Reminiscent in some respects of the same kind of mystery that Munch sought to express in another repeated subject at this time - that a group of young girls on a bridge - the artist's interest in his paintings of the Märchewald or 'fairytale forest' derives from a specific experience Munch had around this time, and which he described in one of his diaries.
'In the mornings I went to the forest, first along the path with the small peaceful houses along either side - in the gardens with their blooming cherry trees and flowers and greenery - there I greeted all the sweet little children whose voices were like a fresh drink for my sick soul, their large eyes, a beautiful, lost world, where I myself once used to be. Their graceful Spring-like movements were a joy to behold. The little girls, how like women they were, and the boys, how like men. The little girls - shy but also cheeky, charming and funny - strutting around according to the laws of Nature. And then came the forest - the young children's forest - light green branches like church steeples, climbing higher and stronger until the forest stood like a huge cathedral, trunk upon trunk, column upon column while the birds played the music' (Edvard Munch, 'Tgebuch,' quoted in Edvard Munch, Sein Werk in Schweizer Sammlungen, exh. cat., Kunstmuseum Basel, 1985, p. 58).
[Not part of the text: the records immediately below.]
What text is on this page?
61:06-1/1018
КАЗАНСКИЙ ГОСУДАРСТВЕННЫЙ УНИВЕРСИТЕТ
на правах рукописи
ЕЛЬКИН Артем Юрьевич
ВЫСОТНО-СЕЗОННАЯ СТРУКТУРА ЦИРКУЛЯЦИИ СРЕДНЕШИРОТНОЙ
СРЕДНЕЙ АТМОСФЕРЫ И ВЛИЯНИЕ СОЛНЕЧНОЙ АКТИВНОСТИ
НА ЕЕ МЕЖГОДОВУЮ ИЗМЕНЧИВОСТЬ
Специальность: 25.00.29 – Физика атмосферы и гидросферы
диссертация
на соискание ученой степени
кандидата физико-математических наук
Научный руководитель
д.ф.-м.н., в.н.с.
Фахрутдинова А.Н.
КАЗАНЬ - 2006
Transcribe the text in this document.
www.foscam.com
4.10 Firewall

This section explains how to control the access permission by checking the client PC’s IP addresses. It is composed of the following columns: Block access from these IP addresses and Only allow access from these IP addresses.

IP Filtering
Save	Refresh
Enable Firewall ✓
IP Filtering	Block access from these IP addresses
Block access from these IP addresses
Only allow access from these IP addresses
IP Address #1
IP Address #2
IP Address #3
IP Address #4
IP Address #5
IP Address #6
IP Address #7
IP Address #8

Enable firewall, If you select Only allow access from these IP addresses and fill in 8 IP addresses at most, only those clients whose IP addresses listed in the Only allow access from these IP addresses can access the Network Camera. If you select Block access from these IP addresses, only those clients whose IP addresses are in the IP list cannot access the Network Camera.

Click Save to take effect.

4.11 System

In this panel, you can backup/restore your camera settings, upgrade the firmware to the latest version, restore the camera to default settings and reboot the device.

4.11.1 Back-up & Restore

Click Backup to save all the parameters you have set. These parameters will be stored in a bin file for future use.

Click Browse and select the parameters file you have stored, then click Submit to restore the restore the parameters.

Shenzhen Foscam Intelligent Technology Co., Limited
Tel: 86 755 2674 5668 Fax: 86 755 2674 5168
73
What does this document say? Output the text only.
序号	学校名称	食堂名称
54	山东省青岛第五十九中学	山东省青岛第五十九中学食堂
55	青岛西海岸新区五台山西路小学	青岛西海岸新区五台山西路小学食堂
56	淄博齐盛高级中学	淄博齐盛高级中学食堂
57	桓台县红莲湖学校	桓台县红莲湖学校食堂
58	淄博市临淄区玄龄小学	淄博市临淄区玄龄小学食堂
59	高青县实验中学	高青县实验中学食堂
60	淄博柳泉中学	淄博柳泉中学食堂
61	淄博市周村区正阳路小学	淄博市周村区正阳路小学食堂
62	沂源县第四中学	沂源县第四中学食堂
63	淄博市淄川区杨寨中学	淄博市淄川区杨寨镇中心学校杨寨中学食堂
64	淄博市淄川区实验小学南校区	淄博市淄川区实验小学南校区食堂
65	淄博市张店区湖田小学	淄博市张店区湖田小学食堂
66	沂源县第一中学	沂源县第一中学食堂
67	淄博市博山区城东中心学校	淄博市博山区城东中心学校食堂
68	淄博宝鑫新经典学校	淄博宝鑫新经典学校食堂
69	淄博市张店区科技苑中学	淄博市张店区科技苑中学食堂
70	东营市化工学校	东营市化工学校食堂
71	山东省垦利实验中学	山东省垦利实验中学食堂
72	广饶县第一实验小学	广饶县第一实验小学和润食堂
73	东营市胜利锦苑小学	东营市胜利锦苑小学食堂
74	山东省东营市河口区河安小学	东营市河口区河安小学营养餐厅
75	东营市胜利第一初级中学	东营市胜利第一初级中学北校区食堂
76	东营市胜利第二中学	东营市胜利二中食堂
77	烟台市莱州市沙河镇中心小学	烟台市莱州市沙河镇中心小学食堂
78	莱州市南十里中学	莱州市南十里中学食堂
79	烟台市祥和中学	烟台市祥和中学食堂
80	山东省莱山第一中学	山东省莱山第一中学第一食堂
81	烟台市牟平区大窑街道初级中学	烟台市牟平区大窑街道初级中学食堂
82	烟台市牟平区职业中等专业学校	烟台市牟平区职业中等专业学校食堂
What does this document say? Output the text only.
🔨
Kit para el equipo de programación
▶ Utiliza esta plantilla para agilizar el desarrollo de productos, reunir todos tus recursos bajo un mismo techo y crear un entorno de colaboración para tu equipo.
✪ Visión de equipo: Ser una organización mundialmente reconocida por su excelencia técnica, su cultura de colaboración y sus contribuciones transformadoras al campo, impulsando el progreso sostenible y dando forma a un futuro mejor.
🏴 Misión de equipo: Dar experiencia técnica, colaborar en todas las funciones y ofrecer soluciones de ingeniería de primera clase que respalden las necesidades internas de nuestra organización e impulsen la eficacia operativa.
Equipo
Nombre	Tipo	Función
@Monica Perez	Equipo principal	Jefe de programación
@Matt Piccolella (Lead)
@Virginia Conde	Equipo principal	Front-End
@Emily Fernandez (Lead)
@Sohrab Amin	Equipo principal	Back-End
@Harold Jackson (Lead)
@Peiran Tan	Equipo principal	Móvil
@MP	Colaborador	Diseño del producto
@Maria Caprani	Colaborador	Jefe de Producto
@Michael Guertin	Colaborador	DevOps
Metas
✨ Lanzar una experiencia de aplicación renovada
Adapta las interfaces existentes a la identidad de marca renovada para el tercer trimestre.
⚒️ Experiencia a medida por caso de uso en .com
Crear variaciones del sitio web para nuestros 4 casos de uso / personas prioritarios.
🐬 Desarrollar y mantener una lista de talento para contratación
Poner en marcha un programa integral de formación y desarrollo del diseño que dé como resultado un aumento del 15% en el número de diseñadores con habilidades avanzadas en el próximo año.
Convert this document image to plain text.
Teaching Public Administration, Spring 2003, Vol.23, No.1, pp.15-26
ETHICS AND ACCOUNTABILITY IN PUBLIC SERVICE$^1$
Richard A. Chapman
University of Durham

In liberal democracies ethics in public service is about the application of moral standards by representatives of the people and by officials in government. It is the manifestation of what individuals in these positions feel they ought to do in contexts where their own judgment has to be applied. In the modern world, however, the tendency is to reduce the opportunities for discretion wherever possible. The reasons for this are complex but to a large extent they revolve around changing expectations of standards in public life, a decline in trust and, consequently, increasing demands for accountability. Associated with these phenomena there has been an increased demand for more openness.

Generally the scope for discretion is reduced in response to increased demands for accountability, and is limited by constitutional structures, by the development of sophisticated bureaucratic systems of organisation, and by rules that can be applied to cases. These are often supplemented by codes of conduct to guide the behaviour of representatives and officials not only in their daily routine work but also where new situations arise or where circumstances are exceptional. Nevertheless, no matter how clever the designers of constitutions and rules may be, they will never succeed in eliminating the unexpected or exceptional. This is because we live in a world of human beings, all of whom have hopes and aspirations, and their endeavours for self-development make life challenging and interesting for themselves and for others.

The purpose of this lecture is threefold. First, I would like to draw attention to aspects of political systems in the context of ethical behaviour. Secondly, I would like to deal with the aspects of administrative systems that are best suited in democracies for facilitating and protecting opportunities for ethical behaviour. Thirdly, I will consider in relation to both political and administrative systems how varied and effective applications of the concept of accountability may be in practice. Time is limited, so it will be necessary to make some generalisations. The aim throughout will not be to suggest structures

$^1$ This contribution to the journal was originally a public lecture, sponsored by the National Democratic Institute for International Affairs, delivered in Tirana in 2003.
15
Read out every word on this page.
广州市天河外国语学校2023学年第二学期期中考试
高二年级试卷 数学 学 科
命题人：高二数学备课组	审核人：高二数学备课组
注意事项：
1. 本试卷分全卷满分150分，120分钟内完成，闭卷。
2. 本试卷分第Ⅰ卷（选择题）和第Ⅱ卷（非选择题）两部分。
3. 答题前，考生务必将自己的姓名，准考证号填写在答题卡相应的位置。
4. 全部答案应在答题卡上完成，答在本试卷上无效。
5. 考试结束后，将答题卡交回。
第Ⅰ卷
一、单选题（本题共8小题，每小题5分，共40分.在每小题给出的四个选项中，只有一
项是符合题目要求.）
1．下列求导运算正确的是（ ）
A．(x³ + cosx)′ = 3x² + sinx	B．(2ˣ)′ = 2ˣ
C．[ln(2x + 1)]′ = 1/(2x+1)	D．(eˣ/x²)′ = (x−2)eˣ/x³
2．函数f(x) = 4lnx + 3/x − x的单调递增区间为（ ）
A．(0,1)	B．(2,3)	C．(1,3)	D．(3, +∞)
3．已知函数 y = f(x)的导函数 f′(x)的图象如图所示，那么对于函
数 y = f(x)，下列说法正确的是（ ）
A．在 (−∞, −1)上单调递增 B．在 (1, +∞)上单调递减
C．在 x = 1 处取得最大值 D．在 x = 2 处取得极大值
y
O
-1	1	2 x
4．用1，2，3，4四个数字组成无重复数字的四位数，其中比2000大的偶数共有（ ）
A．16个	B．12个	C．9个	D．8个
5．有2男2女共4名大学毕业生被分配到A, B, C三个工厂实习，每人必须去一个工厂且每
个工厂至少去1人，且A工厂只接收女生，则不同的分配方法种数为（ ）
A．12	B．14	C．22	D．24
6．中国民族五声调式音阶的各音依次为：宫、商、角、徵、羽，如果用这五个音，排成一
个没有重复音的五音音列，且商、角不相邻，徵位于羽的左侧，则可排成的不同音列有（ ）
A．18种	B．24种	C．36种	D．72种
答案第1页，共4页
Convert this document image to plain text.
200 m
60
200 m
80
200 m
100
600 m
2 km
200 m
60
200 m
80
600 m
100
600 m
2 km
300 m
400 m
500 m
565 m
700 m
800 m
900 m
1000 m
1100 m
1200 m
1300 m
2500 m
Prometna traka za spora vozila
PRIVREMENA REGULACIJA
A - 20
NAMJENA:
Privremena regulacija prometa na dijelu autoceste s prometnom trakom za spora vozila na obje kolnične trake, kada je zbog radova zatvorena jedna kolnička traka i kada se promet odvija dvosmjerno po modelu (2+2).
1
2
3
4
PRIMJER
In Der Märchenwald, Munch returned to the theme which had been the subject of at least three paintings from 1901-2 and combined these with that of another series of pictures, entitled Dunkler Tannenwald ('Dark Spruce Forest'), that had occupied him in 1899. Fusing these two repeated themes of his work, Der Märchenwald draws on the encounter between the children and the vast dark spruce forest Munch had witnessed so many years before, as a way of invoking a similar sense of both the sublime mystery of the forest and of the psychological awakening it aroused in the children. In this, as its title suggests, Der Märchenwald is like an image from Grimm's fairytales, where the great dark Nordic forest often played a similar role. Showing the children descending into the foreground, this painting, with its Caspar David Friedrich-like contrast in scale between the small individual figures of the awe-struck children and the vast cathedral-like forest, uses the landscape, like so many of Munch's great works, as a powerful and emotive expression of a particular stage of life.